English as an international lingua franca has been widely accepted globally for a century. In recent decades, Asian countries (particularly China, Japan and Korea) have been embracing English as one of their top priorities in language policies.

English village is a typical model those three East Asian countries build for promoting English through immersion environments. How do these English villages work in these three countries?


Gyeonggi English Village (GEV) was the earliest one built in 2004 in Korea. According to their principle, the GEV provides "Korean people opportunities to interact with English native speakers and engage in multicultural and hands-on activities that mimic real-life foreign experiences."

GEV seems to be a model that is leading Koran English education in a new way.


Miyun, a town located in the suburban area of Beijing in China, submitted a proposal to the Chinese government in 2011 to create an English immersion village. The plan consisted of a European-style village with 18 units speaking only English, and any visitors would need a passport to enter the village. It would cost 100 million Chinese yuan ($1.6 million) over a span of five years.

The plan was immediately tweeted more than 10,000 times in Chinese Weibo (similar as Twitter) after the news was released. Most of the comments criticized the Miyun English village plan. The three major criticisms were:

  • It wastes a huge amount of money;
  • Chinese language and heritage should not be placed in an insufficient position;
  • Chinese students will lose the opportunity and interest to learn Chinese language

With those criticisms, the proposal was denied by the Chinese government. Moreover, many Chinese educators have advocated that schools and universities should focus on Chinese language learning more than English learning in recent years.

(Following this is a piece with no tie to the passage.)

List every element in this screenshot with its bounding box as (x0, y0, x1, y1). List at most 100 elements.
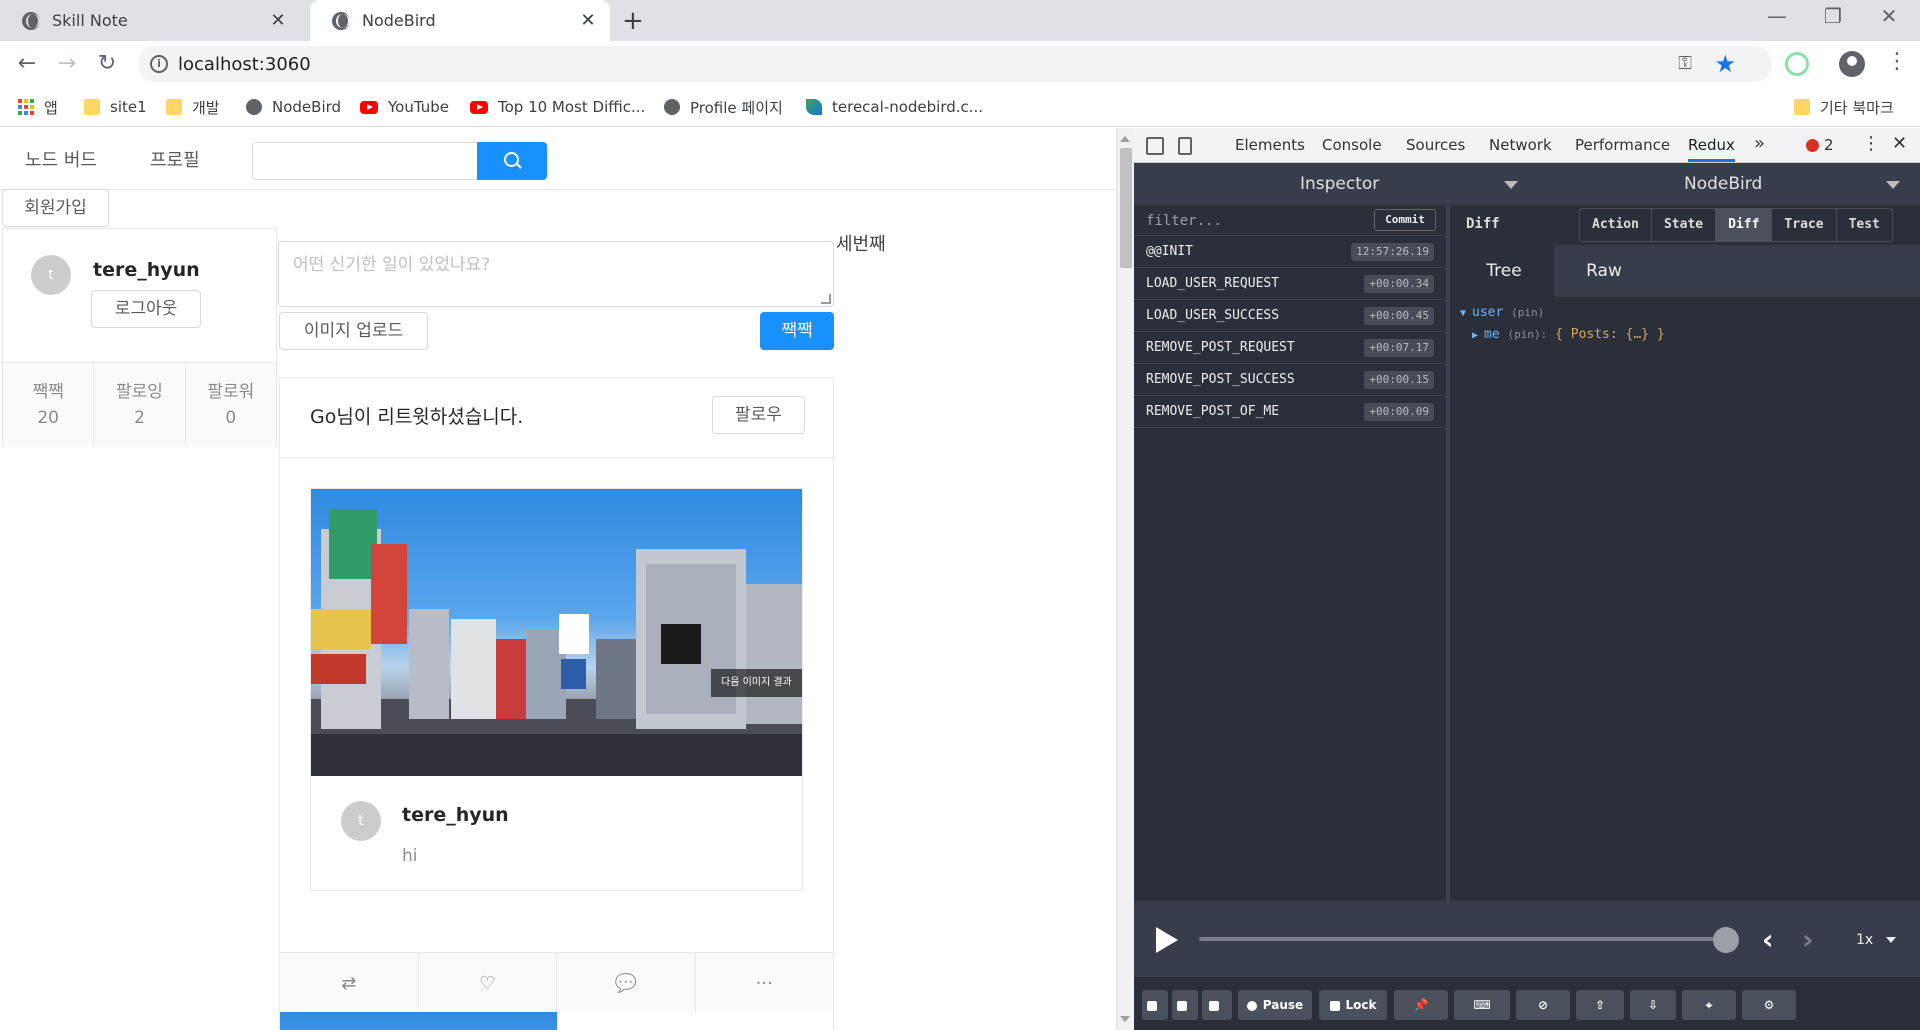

In 2014, the Chinese Ministry of Education issued a new policy in which English will be removed from the official Gaokao — the university entrance exam in 2017. Instead, English will be tested in other ways by individual institutions. It is a clear signal that China is changing their English language education policy after a decades-long English boom.


How about English villages in Japan?

In order to tie in with Tokyo's Summer Games in 2020, Tokyo media announced in December that the city will build an English village in 2018 that provides Japanese people the opportunity to immerse in an English environment and to interact with English native speakers. Some educators and authorizations visited Korea's Gyeonggi English Village as an example.

On Feb. 21, the City of Tokyo reviewed the proposal of the English village. The discussion covered two sides of opinions:

On one hand, the English village can provide Japanese students a real English environment and the ability to experience English language and culture without going to overseas. On the other hand, the village will cost a large amount of money, and the principles of "English only" will likely fall apart in practice.

Japanese authorities who visited Korea visited a hamburger shop in the English village and found that both staff and customers eventually spoke Korean rather than English. Authorities are now wondering if the same will happen in Tokyo's English village.

The decision in Japan may not be an easy one to make. We will see the further updates from Japan in the coming months.


English villages in East Asia have clearly seen mixed results.

Korea is still enjoying its English villages, even though there are some weakness (e.g., high costs).

In China, the government changed the language education policy to focus on promoting Chinese language rather than endorsing English. This leaves little room for English villages in the near future.

Japan wants to build English villages to tie in with Olympic Games in 2020. They are still consulting diverse feedback to determine approval.

The future of English villages in those three countries seems uncertain.